Some local Republicans have chafed at their colleagues' tactics.

U.S. Rep. Charlie Dent of Allentown called himself "a member of the 'governing wing' of the Republican Party" Thursday in a statement and said voters "did not send me to Washington to shut the government down."

There is one scenario that could quiet the doomsday predictions and provide an escape route for local Republicans.

If the House passes a funding bill Friday with a provision to "defund" Obamacare, the Senate will take up the measure. It will likely approve the short-term spending plan, but leave Obamacare intact - and send that bill back to the House.

At that point, the Obamacare vote behind them, lawmakers in both parties predict the House will soon OK a spending plan to keep the government open, with votes from Democrats and moderate Republicans.

That would allow Fitzpatrick, Meehan, and others to vote to strip Obamacare funding Friday - then later vote to keep the government open.

"I don't think we'll get to a shutdown in the end," Meehan said. "This will give some of the passionate voices in the Senate like Ted Cruz (R., Texas) a chance to prove their muster."

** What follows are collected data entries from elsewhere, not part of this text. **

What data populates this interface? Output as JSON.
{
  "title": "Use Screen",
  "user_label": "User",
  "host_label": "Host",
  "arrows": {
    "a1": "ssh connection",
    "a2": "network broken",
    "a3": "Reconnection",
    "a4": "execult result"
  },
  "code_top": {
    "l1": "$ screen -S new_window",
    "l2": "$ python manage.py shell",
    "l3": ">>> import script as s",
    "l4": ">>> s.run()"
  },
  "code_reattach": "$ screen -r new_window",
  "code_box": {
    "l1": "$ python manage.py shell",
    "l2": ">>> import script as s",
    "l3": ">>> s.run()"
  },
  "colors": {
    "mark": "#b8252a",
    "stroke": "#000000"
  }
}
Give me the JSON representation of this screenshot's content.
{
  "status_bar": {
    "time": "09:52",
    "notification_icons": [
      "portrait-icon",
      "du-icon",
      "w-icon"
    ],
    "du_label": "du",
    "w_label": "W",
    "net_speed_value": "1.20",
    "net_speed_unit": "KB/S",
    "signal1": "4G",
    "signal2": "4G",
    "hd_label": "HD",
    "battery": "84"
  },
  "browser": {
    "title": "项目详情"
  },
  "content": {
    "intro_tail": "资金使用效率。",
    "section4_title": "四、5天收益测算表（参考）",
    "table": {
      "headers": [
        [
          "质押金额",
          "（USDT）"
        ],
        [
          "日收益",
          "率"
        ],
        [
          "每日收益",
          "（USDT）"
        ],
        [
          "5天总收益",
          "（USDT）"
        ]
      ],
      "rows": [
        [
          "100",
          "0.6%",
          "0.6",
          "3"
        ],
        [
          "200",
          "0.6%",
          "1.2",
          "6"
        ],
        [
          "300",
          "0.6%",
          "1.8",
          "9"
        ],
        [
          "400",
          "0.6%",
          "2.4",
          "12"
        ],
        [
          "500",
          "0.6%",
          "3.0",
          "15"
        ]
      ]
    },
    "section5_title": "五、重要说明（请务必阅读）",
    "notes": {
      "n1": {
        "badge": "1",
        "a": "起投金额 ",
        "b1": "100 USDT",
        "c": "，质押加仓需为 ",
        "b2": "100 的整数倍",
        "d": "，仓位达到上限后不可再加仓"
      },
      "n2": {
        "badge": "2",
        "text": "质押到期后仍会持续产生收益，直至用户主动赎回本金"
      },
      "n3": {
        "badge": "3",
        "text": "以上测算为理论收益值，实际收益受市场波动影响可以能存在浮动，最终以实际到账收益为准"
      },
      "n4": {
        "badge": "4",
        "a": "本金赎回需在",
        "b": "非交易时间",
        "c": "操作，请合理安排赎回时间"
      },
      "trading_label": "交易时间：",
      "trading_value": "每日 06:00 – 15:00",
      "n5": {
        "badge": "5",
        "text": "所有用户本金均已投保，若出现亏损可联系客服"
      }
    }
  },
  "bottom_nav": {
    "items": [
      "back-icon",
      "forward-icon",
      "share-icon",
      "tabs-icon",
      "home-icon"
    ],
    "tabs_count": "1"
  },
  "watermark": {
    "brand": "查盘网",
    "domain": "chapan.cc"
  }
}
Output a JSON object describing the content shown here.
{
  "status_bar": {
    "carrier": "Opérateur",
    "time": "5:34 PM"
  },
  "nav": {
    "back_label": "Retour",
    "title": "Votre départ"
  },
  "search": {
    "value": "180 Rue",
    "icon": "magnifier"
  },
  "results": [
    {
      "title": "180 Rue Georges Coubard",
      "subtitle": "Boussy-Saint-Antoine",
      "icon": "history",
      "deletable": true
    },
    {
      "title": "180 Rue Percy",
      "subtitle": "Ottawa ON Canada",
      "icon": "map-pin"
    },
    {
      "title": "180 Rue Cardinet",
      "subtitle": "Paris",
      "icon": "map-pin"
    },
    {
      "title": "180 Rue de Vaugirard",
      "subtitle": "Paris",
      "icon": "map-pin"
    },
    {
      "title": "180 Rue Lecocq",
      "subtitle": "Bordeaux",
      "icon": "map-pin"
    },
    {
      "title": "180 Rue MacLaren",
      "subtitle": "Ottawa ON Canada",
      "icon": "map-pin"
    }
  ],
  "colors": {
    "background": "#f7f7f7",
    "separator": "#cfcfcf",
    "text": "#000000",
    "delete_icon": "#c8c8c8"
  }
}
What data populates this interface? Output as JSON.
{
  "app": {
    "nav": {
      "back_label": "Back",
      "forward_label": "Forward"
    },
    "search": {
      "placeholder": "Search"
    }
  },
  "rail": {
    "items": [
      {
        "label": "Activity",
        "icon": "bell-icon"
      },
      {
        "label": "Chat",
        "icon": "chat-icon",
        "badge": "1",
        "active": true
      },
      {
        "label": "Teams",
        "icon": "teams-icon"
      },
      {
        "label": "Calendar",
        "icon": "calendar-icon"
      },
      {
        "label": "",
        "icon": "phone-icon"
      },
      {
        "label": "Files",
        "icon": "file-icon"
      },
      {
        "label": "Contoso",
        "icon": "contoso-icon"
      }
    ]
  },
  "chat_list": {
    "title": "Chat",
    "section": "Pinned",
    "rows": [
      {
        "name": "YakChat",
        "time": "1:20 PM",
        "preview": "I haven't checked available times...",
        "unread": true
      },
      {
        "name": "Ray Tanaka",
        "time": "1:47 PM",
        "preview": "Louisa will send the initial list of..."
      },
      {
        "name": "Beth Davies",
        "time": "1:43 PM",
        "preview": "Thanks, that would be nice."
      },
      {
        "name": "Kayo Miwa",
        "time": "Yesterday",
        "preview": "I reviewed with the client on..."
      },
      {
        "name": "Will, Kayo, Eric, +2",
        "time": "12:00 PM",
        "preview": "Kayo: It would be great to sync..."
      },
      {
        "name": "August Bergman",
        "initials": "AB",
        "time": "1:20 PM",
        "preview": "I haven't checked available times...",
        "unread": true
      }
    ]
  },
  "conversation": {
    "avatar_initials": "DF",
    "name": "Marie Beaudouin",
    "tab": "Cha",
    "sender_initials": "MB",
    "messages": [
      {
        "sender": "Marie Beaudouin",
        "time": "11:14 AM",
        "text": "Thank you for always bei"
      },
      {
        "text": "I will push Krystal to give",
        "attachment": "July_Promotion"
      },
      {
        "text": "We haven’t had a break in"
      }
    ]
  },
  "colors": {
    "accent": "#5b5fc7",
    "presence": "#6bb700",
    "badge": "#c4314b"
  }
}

Though Fitzpatrick, Dent, and Meehan said they would vote Friday for the House version that defunds Obamacare, all took pains to say they wanted to move the process along and see what the Senate does. Dent said, "I hope to vote for a compromise bill that keeps the government running."

U.S. Rep. Rob Andrews (D., N.J.) predicted a happy ending after conservatives get an Obamacare vote "out of their system."

But first, he's a featured speaker in Friday's event hammering Fitzpatrick.